Given to me as a sapling,
I buried it deep in the backyard,
us growing together like brothers,
but it out grew me.
As a child,
I suckled on its branches;
my ghost tree.
Now,
its crown touches the clouds,
as thick as a man,
wood rotting,
with white leaves.
So ax against the trunk,
I begin to cut it down,
so ax against its chest,
I ram it over and over again.
As I shatter it,
I repeat what my girl once told me:
“I cut myself out of love,
I cut myself to be heard.”
And now I think I understand her.
I’ll build it into something else,
like the hull of a ship,
one hundred oars with one hundred men,
the ocean underneath,
as we drift from here to there.
I really liked this one, just found the last verse a bit weak if you don’t mind my input. But good to see you are still going. I’m watching it all unfold.
Jim
Hey Jim – no, definitely thank you for the feedback –
I was actually feeling the same thing as I reread it one last time but think i got lazy – are you talking about just ‘as we drift from here to there.’ or those last five lines?

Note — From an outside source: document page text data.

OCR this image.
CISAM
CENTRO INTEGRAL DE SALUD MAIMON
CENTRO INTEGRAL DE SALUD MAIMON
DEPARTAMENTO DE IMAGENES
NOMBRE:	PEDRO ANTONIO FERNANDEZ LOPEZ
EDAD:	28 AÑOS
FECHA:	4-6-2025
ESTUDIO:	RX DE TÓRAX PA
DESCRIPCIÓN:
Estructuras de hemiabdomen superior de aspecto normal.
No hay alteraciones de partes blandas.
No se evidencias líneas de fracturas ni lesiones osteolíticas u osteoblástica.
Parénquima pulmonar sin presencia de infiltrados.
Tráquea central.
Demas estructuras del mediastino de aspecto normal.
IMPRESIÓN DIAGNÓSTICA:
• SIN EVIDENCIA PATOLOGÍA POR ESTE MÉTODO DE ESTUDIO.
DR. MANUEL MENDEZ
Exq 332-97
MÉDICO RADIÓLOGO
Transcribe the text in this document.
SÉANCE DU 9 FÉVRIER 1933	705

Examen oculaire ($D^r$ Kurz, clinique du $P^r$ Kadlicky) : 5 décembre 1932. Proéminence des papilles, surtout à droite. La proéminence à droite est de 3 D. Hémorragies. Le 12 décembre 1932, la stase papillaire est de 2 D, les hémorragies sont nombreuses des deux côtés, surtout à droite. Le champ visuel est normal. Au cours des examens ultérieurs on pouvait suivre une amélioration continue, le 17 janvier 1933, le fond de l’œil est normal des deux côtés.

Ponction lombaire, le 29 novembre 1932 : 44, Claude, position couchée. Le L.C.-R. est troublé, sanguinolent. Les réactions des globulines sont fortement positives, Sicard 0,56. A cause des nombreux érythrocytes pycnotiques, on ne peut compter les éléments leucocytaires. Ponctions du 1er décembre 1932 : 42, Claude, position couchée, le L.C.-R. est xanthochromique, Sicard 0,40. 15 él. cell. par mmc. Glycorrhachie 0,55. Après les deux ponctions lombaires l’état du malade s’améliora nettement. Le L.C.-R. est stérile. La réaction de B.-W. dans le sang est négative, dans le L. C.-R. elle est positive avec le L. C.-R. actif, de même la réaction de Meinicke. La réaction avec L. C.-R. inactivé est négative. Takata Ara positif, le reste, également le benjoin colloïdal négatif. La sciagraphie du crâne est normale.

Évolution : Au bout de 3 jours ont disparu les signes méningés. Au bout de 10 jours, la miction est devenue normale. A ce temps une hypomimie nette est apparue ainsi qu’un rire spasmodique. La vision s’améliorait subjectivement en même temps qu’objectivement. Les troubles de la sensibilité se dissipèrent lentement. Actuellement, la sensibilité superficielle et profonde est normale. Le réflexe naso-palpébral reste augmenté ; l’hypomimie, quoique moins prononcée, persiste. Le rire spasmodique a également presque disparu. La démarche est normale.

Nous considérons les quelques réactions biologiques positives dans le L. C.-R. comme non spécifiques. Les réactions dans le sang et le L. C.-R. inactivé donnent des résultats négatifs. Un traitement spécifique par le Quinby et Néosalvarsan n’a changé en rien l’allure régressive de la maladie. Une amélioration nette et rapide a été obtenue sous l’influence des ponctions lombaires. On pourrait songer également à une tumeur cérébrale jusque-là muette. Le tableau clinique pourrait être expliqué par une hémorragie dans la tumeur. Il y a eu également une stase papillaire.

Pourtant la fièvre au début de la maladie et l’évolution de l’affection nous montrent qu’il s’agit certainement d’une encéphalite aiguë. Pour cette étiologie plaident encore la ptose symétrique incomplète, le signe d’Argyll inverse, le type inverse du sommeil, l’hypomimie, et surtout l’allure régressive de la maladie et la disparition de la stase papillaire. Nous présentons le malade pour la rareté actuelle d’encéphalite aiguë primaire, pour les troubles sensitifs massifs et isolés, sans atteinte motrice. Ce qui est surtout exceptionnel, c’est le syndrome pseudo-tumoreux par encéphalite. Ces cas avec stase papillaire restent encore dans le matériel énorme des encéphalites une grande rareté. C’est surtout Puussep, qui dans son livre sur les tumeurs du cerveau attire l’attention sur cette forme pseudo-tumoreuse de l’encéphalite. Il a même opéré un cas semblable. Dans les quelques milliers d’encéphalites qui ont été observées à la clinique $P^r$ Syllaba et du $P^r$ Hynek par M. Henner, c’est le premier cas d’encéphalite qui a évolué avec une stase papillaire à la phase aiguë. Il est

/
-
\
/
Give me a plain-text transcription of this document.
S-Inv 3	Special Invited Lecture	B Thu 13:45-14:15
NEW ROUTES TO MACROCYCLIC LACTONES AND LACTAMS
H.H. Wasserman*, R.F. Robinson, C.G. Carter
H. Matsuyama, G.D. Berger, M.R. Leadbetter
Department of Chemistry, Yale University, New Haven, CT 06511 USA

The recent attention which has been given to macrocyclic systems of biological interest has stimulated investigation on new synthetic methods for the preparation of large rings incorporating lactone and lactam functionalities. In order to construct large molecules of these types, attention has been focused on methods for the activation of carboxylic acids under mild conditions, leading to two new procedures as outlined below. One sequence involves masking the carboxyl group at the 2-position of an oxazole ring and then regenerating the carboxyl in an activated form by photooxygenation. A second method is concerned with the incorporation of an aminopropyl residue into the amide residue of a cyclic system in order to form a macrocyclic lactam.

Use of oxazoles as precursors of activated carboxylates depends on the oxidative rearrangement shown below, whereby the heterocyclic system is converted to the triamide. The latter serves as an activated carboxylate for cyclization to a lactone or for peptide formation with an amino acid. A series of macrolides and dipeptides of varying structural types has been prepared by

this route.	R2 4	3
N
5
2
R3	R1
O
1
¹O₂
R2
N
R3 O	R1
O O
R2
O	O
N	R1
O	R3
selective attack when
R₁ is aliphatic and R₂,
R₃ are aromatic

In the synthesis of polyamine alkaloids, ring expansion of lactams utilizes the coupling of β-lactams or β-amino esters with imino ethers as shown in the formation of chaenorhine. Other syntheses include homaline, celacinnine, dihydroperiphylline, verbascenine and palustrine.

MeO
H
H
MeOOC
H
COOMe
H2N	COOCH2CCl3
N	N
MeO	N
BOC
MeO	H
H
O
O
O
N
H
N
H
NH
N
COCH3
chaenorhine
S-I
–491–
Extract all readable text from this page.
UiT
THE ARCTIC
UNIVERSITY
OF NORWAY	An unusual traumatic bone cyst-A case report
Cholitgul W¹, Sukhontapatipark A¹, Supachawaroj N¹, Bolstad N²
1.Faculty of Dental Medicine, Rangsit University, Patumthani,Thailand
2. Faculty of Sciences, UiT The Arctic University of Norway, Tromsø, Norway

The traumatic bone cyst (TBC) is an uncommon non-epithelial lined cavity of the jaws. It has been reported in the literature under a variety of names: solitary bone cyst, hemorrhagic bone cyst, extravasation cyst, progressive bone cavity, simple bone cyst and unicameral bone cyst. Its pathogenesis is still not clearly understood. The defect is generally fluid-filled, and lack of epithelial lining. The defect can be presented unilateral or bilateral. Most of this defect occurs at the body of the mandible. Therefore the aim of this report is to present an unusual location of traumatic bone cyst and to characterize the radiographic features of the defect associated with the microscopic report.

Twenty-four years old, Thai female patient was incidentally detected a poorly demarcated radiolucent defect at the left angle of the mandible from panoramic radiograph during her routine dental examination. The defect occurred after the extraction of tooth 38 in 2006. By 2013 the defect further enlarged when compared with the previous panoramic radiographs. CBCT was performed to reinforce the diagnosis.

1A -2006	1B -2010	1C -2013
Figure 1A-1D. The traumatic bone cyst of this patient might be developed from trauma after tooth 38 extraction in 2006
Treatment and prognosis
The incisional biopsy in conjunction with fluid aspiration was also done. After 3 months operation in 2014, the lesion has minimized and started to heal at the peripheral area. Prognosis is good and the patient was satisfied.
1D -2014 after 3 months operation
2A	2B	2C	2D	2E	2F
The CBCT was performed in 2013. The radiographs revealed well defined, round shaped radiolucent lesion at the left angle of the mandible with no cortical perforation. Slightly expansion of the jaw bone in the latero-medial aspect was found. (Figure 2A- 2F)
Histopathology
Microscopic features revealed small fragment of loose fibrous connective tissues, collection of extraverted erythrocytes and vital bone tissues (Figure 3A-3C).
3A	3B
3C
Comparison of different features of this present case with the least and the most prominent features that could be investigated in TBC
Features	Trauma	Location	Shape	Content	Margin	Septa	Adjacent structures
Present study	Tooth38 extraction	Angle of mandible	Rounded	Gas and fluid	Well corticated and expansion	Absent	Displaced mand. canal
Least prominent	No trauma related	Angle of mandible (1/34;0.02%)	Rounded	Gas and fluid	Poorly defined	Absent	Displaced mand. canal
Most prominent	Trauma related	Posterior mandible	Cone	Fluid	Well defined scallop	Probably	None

I felt like the poem as a whole was about using the pain, real or imagined to let us know we exist, and the images in the last 5 lines seem to break from that, and the drifting bit is just that, a bit of a drift. Try maybe for something solid, my mind sees a door or a gate, an entry or exit into another life or idea? But like I said, I thought the rest was really good.
Jim
Thanks Jim – I felt something was wrong but you’ve articulated it for me – I’ll let it percolate a bit in my head to see if I can find something more truthful. I really felt like I got somewhere with this one and then it just kind of tapered into something more generic towards the end.